Spotted at one convenience store: a rose that unfolds to a wisp of a bikini panty.
Workers at the store got worried that the rose could end up with the wrong person - like your mother - so they de-petaled one and hung the red, see-through results as part of the display.
Price is one clue to what kind of rose you're buying, though. You can probably get a rose with petals for $1.99; if it has leg holes, it costs $3.99i
\ What's in a name?
Corned Beef & Co., the downtown restaurant almost in the shadow of Roanoke's tallest building, has decided not to change the name of "The Dominion Tower," one of the weightier entries on its sandwich menu (grilled ribeye steak with sauteed onions and peppers, served on a 6-inch roll, $5.25).
One customer, however, felt compelled to bring the sandwich into conformity with the building, scratching out "Dominion" and writing "First Union" on a menu.

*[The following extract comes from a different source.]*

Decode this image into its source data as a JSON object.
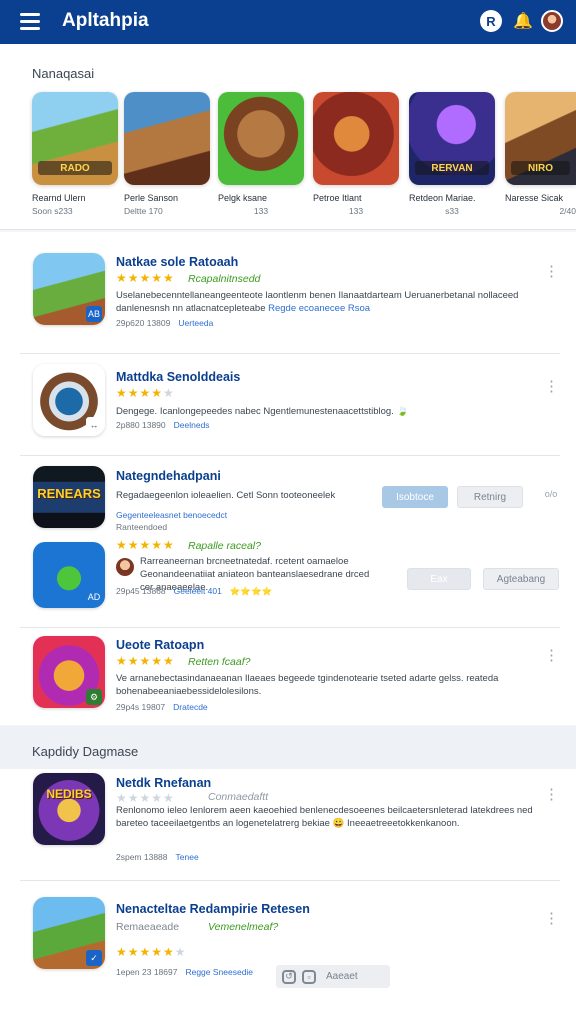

Manager Mariah Gerow said the Dominion vs. First Union question "was an issue that we talked about" in preparing the restaurant's soon-be-revised menu. "We decided to show we've been around longer than they have. So it's going to stay the Dominion Tower."
\ Sister act
Roanoke's Sister Cities Committee is no place for the provincial-minded.

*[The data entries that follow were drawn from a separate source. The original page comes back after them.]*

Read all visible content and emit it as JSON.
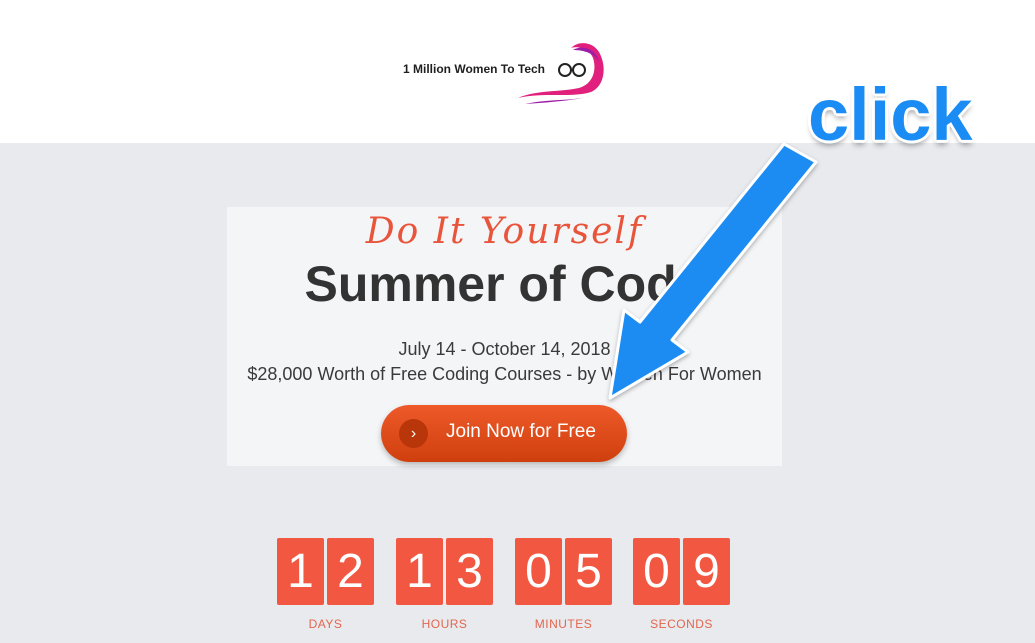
{
  "header": {
    "logo_text": "1 Million Women To Tech"
  },
  "hero": {
    "tagline": "Do It Yourself",
    "title": "Summer of Code",
    "dates": "July 14 - October 14, 2018",
    "subtitle": "$28,000 Worth of Free Coding Courses - by Women For Women",
    "cta_label": "Join Now for Free",
    "cta_icon": "chevron-right-icon"
  },
  "countdown": {
    "units": [
      {
        "digits": [
          "1",
          "2"
        ],
        "label": "DAYS"
      },
      {
        "digits": [
          "1",
          "3"
        ],
        "label": "HOURS"
      },
      {
        "digits": [
          "0",
          "5"
        ],
        "label": "MINUTES"
      },
      {
        "digits": [
          "0",
          "9"
        ],
        "label": "SECONDS"
      }
    ]
  },
  "annotation": {
    "text": "click"
  },
  "colors": {
    "accent": "#f25741",
    "cta": "#e04a1a",
    "annotation": "#1b8cf3",
    "logo_pink": "#e0207c"
  }
}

Undaunted by Roanoke's modest population and size, the committee is making a bid for the 1996 International Sister Conference, which will be the 40th anniversary of the sister cities program.

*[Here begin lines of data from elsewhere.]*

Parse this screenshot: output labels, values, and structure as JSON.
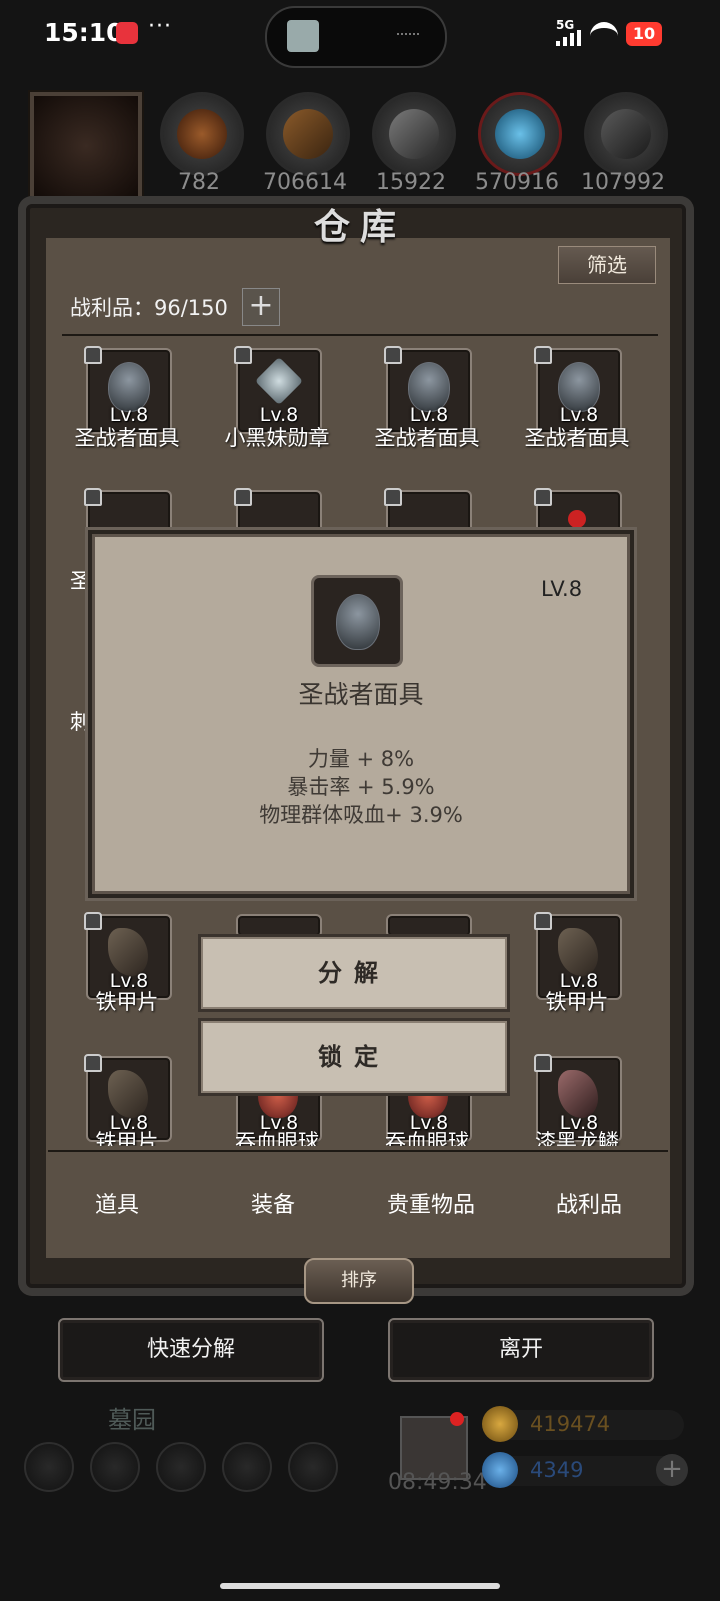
{
  "status_bar": {
    "time": "15:10",
    "dots": "···",
    "network": "5G",
    "battery": "10"
  },
  "resources": [
    "782",
    "706614",
    "15922",
    "570916",
    "107992"
  ],
  "panel": {
    "title": "仓库",
    "filter_label": "筛选",
    "capacity_label": "战利品：96/150",
    "plus": "+"
  },
  "items_row1": [
    {
      "name": "圣战者面具",
      "lv": "Lv.8"
    },
    {
      "name": "小黑妹勋章",
      "lv": "Lv.8"
    },
    {
      "name": "圣战者面具",
      "lv": "Lv.8"
    },
    {
      "name": "圣战者面具",
      "lv": "Lv.8"
    }
  ],
  "row2_left_fragment": "圣",
  "row3_left_fragment": "刺",
  "items_row4": [
    {
      "name": "铁甲片",
      "lv": "Lv.8"
    },
    {
      "name": "铁甲片",
      "lv": "Lv.8"
    }
  ],
  "items_row5": [
    {
      "name": "铁甲片",
      "lv": "Lv.8"
    },
    {
      "name": "吞血眼球",
      "lv": "Lv.8"
    },
    {
      "name": "吞血眼球",
      "lv": "Lv.8"
    },
    {
      "name": "漆黑龙鳞",
      "lv": "Lv.8"
    }
  ],
  "popup": {
    "level": "LV.8",
    "name": "圣战者面具",
    "stats": [
      "力量 + 8%",
      "暴击率 + 5.9%",
      "物理群体吸血+ 3.9%"
    ],
    "decompose_label": "分解",
    "lock_label": "锁定"
  },
  "tabs": [
    "道具",
    "装备",
    "贵重物品",
    "战利品"
  ],
  "sort_label": "排序",
  "quick_decompose_label": "快速分解",
  "leave_label": "离开",
  "hud": {
    "area_name": "墓园",
    "timer": "08:49:34",
    "gold": "419474",
    "gems": "4349",
    "plus": "+"
  },
  "colors": {
    "gold_text": "#b3862b",
    "gem_text": "#3c6ea8",
    "paper": "#b4aa9c"
  }
}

David Lisk, a member of the Sister Cities Committee, appears confident that Roanoke will get the conference. "We expect about 1,280 people from over 30 countries around the world for five days," he told City Council recently.
If Roanoke gets the conference, Lisk said, it will be the smallest city ever chosen for the international event.
Councilman James Harvey said it would be a fitting conference for the newly renovated Hotel Roanoke, which is to reopen in the spring of 1995.
In the meantime, Lisk said the Sister Cities Committee has begun planning for the 30th anniversary celebration of Roanoke's ties with\ Wonju, Korea. The Wonju mayor and a delegation from the Korean city will visit Roanoke this year.
Roanoke also has a sister-city relationship with two other communities: Kisumu, Kenya and Pskov, Russia. Mayor David Bowers visited Pskov last summer.
\ Good wood
Lyndon Arbogast, superintendent of Trees Inc., a company that trims trees under utility lines, realized a year ago that many of the limbs his crews cut would make good firewood.
Ever since, he's been stockpiling free firewood for needy people. People just pull their trucks up to his office off Ninth Street in Southeast Roanoke and help themselves.
Kurt Matthews, a supervisor at the company, said the wood has been picked up especially quickly this cold winter. Another friend, who asked to remain anonymous, said the firewood giveaway is typical of Arbogast, a man he described as "a person who gives without any thought of receiving."
\ Falling behind
\ Virginia's teachers continue to lose ground in salaries to teachers across the nation.
The average classroom teacher in Virginia was paid $32,306 during the 1992-93 school year, according to a report compiled by the Virginia Department of Education.
That was $2,694, or 7.7 percent, below the national average of $35,000.
The pay gap has increased each year since 1989-90, when the state average was $423 below the national average.
The average salaries in the state in the 1992-93 school year ranged from $41,555 in Falls Church to $23,269 in Highland County.
The Department of Education estimates that the current school year average is $33,128, which is 7.9 percent, or $2,852, below the estimated national average.
\ A man of taste
Writer and artist Peter Svenson has lived in New England, traveled in France and visited a lot of other places, but Roanoke is special to him.
"It's a beautiful city," he said during a recent interview on his farm in Rockingham County. "It's my favorite in Virginia. It has a real ambience on the street," plus all that railroad history.